Machine learning

Oct 19, 2022

Overview

Review the major goals of machine learning
Introduce the tidymodels and parsnip packages for estimating regression models
Define resampling methods for evaluating model performance
Demonstrate how to conduct cross-validation using rsample

Before class

Read Statistical learning: the basics
Read Build a model
Read Evaluate your model with resampling

This is not a math/stats class. In class we will briefly summarize how these methods work and spend the bulk of our time on estimating and interpreting these models. That said, you should have some understanding of the mathematical underpinnings of statistical learning methods prior to implementing them yourselves. See below for some recommended readings:

For those with little/no statistics training

Chapters 7-8 of OpenIntro Statistics - an open-source statistics textbook written at the level of an introductory undergraduate course on statistics

For those with prior statistics training

Chapters 2-3, 4.1-3 in An Introduction to Statistical Learning - a book on statistical learning written at the level of an advanced undergraduate/master’s level course
Chapters 4-5 in Hands-On Machine Learning with R - a recent publication which approaches these methods from the perspective of machine learning rather than traditional statistical inference. Includes code examples using R and the caret package.

Class materials

Run the code below in your console to download the exercises for today.

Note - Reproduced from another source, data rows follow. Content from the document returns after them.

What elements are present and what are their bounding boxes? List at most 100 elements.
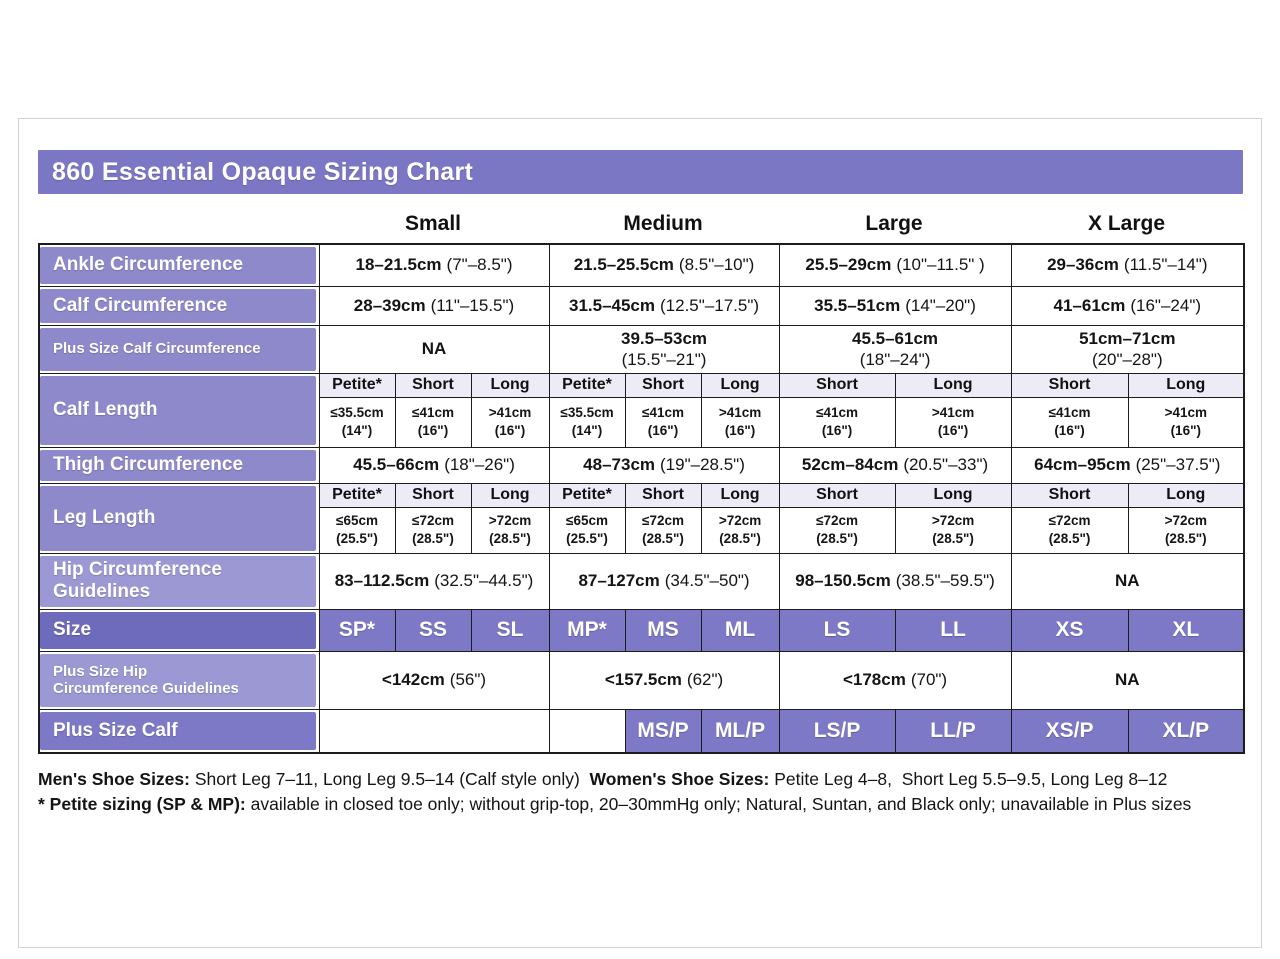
row-label-plus-calf: Plus Size Calf <box>38 708 320 754</box>
calf-length-value: ≤41cm (16") <box>394 396 472 448</box>
calf-medium-value: 31.5–45cm (12.5"–17.5") <box>548 285 780 326</box>
leg-length-subheader: Short <box>778 482 896 508</box>
plus-calf-size-cell: ML/P <box>700 708 780 754</box>
row-label-plus-hip: Plus Size Hip Circumference Guidelines <box>38 650 320 710</box>
column-header-large: Large <box>865 212 923 235</box>
table-row-ankle: Ankle Circumference 18–21.5cm (7"–8.5") 2… <box>38 243 1245 287</box>
plus-calf-size-cell: LL/P <box>894 708 1012 754</box>
plus-hip-xlarge-value: NA <box>1010 650 1245 710</box>
column-header-small: Small <box>404 212 462 235</box>
table-row-plus-hip: Plus Size Hip Circumference Guidelines <… <box>38 650 1245 710</box>
calf-length-subheader: Long <box>470 372 550 398</box>
leg-length-value: ≤72cm (28.5") <box>1010 506 1129 554</box>
plus-calf-size-cell: LS/P <box>778 708 896 754</box>
column-header-row: Small Medium Large X Large <box>38 194 1243 243</box>
footnotes: Men's Shoe Sizes: Short Leg 7–11, Long L… <box>38 767 1243 818</box>
size-cell: ML <box>700 608 780 652</box>
thigh-small-value: 45.5–66cm (18"–26") <box>318 446 550 484</box>
leg-length-value: ≤72cm (28.5") <box>624 506 702 554</box>
table-row-leg-length-values: ≤65cm (25.5") ≤72cm (28.5") >72cm (28.5") ≤… <box>39 506 1245 554</box>
petite-sizing-note: * Petite sizing (SP & MP): available in … <box>38 794 1192 815</box>
table-row-plus-calf: Plus Size Calf MS/P ML/P LS/P LL/P XS/P … <box>38 708 1245 754</box>
size-cell: SP* <box>318 608 396 652</box>
ankle-large-value: 25.5–29cm (10"–11.5" ) <box>778 243 1012 287</box>
hip-medium-value: 87–127cm (34.5"–50") <box>548 552 780 610</box>
thigh-xlarge-value: 64cm–95cm (25"–37.5") <box>1010 446 1245 484</box>
calf-small-value: 28–39cm (11"–15.5") <box>318 285 550 326</box>
chart-title: 860 Essential Opaque Sizing Chart <box>38 150 1243 194</box>
mens-shoe-sizes-label: Men's Shoe Sizes: <box>38 769 190 789</box>
table-row-calf-length-values: ≤35.5cm (14") ≤41cm (16") >41cm (16") ≤35.5… <box>39 396 1245 448</box>
leg-length-value: >72cm (28.5") <box>470 506 550 554</box>
calf-length-value: ≤35.5cm (14") <box>318 396 396 448</box>
calf-length-subheader: Short <box>624 372 702 398</box>
leg-length-subheader: Long <box>700 482 780 508</box>
leg-length-value: ≤72cm (28.5") <box>394 506 472 554</box>
leg-length-subheader: Petite* <box>548 482 626 508</box>
plus-calf-circ-small-value: NA <box>318 324 550 374</box>
calf-length-subheader: Short <box>394 372 472 398</box>
sizing-chart-card: 860 Essential Opaque Sizing Chart Small … <box>18 118 1262 948</box>
calf-length-subheader: Long <box>1127 372 1245 398</box>
thigh-large-value: 52cm–84cm (20.5"–33") <box>778 446 1012 484</box>
table-row-plus-calf-circumference: Plus Size Calf Circumference NA 39.5–53c… <box>38 324 1245 374</box>
plus-hip-medium-value: <157.5cm (62") <box>548 650 780 710</box>
leg-length-value: ≤65cm (25.5") <box>548 506 626 554</box>
hip-large-value: 98–150.5cm (38.5"–59.5") <box>778 552 1012 610</box>
row-label-thigh: Thigh Circumference <box>38 446 320 484</box>
plus-calf-circ-large-value: 45.5–61cm (18"–24") <box>778 324 1012 374</box>
leg-length-subheader: Short <box>624 482 702 508</box>
plus-calf-size-cell: MS/P <box>624 708 702 754</box>
ankle-xlarge-value: 29–36cm (11.5"–14") <box>1010 243 1245 287</box>
hip-small-value: 83–112.5cm (32.5"–44.5") <box>318 552 550 610</box>
plus-calf-size-cell: XS/P <box>1010 708 1129 754</box>
ankle-small-value: 18–21.5cm (7"–8.5") <box>318 243 550 287</box>
leg-length-value: >72cm (28.5") <box>1127 506 1245 554</box>
leg-length-subheader: Short <box>394 482 472 508</box>
leg-length-subheader: Short <box>1010 482 1129 508</box>
table-row-leg-length-subheaders: Leg Length Petite* Short Long Petite* Sh… <box>38 482 1245 554</box>
calf-length-subheader: Petite* <box>318 372 396 398</box>
calf-length-value: >41cm (16") <box>700 396 780 448</box>
size-cell: MS <box>624 608 702 652</box>
calf-length-value: >41cm (16") <box>894 396 1012 448</box>
row-label-size: Size <box>38 608 320 652</box>
plus-calf-circ-xlarge-value: 51cm–71cm (20"–28") <box>1010 324 1245 374</box>
ankle-medium-value: 21.5–25.5cm (8.5"–10") <box>548 243 780 287</box>
column-header-medium: Medium <box>623 212 703 235</box>
calf-length-subheader: Long <box>700 372 780 398</box>
calf-length-subheader: Long <box>894 372 1012 398</box>
leg-length-value: ≤65cm (25.5") <box>318 506 396 554</box>
calf-length-value: >41cm (16") <box>470 396 550 448</box>
calf-length-subheader: Short <box>1010 372 1129 398</box>
row-label-calf-length: Calf Length <box>38 372 320 448</box>
table-row-size: Size SP* SS SL MP* MS ML LS LL XS XL <box>38 608 1245 652</box>
thigh-medium-value: 48–73cm (19"–28.5") <box>548 446 780 484</box>
plus-calf-size-cell: XL/P <box>1127 708 1245 754</box>
petite-sizing-label: * Petite sizing (SP & MP): <box>38 794 246 815</box>
row-label-calf: Calf Circumference <box>38 285 320 326</box>
row-label-hip: Hip Circumference Guidelines <box>38 552 320 610</box>
table-row-thigh: Thigh Circumference 45.5–66cm (18"–26") 4… <box>38 446 1245 484</box>
womens-shoe-sizes-label: Women's Shoe Sizes: <box>589 769 770 789</box>
size-cell: SL <box>470 608 550 652</box>
calf-length-value: >41cm (16") <box>1127 396 1245 448</box>
hip-xlarge-value: NA <box>1010 552 1245 610</box>
shoe-sizes-note: Men's Shoe Sizes: Short Leg 7–11, Long L… <box>38 769 1168 789</box>
plus-calf-petite-blank <box>548 708 626 754</box>
leg-length-subheader: Petite* <box>318 482 396 508</box>
sizing-table: Ankle Circumference 18–21.5cm (7"–8.5") 2… <box>38 243 1246 754</box>
calf-length-value: ≤41cm (16") <box>778 396 896 448</box>
size-cell: XL <box>1127 608 1245 652</box>
row-label-plus-calf-circumference: Plus Size Calf Circumference <box>38 324 320 374</box>
calf-length-value: ≤41cm (16") <box>624 396 702 448</box>
table-row-calf-length-subheaders: Calf Length Petite* Short Long Petite* S… <box>38 372 1245 448</box>
row-label-leg-length: Leg Length <box>38 482 320 554</box>
leg-length-value: >72cm (28.5") <box>894 506 1012 554</box>
leg-length-value: >72cm (28.5") <box>700 506 780 554</box>
size-cell: LL <box>894 608 1012 652</box>
calf-length-subheader: Short <box>778 372 896 398</box>
leg-length-subheader: Long <box>470 482 550 508</box>
leg-length-subheader: Long <box>894 482 1012 508</box>
calf-length-value: ≤35.5cm (14") <box>548 396 626 448</box>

usethis::use_course("cis-ds/machine-learning")

Materials derived from Tidymodels, Virtually: An Introduction to Machine Learning with Tidymodels by Allison Hill.

Additional readings

caret - a package which unifies hundreds of separate algorithms for generating statistical/machine learning models into a single standardized interface. Very robust, but pre-tidyverse and on the path to deprecation.
tidymodels - a collection of packages for machine and statistical learning using tidyverse principles.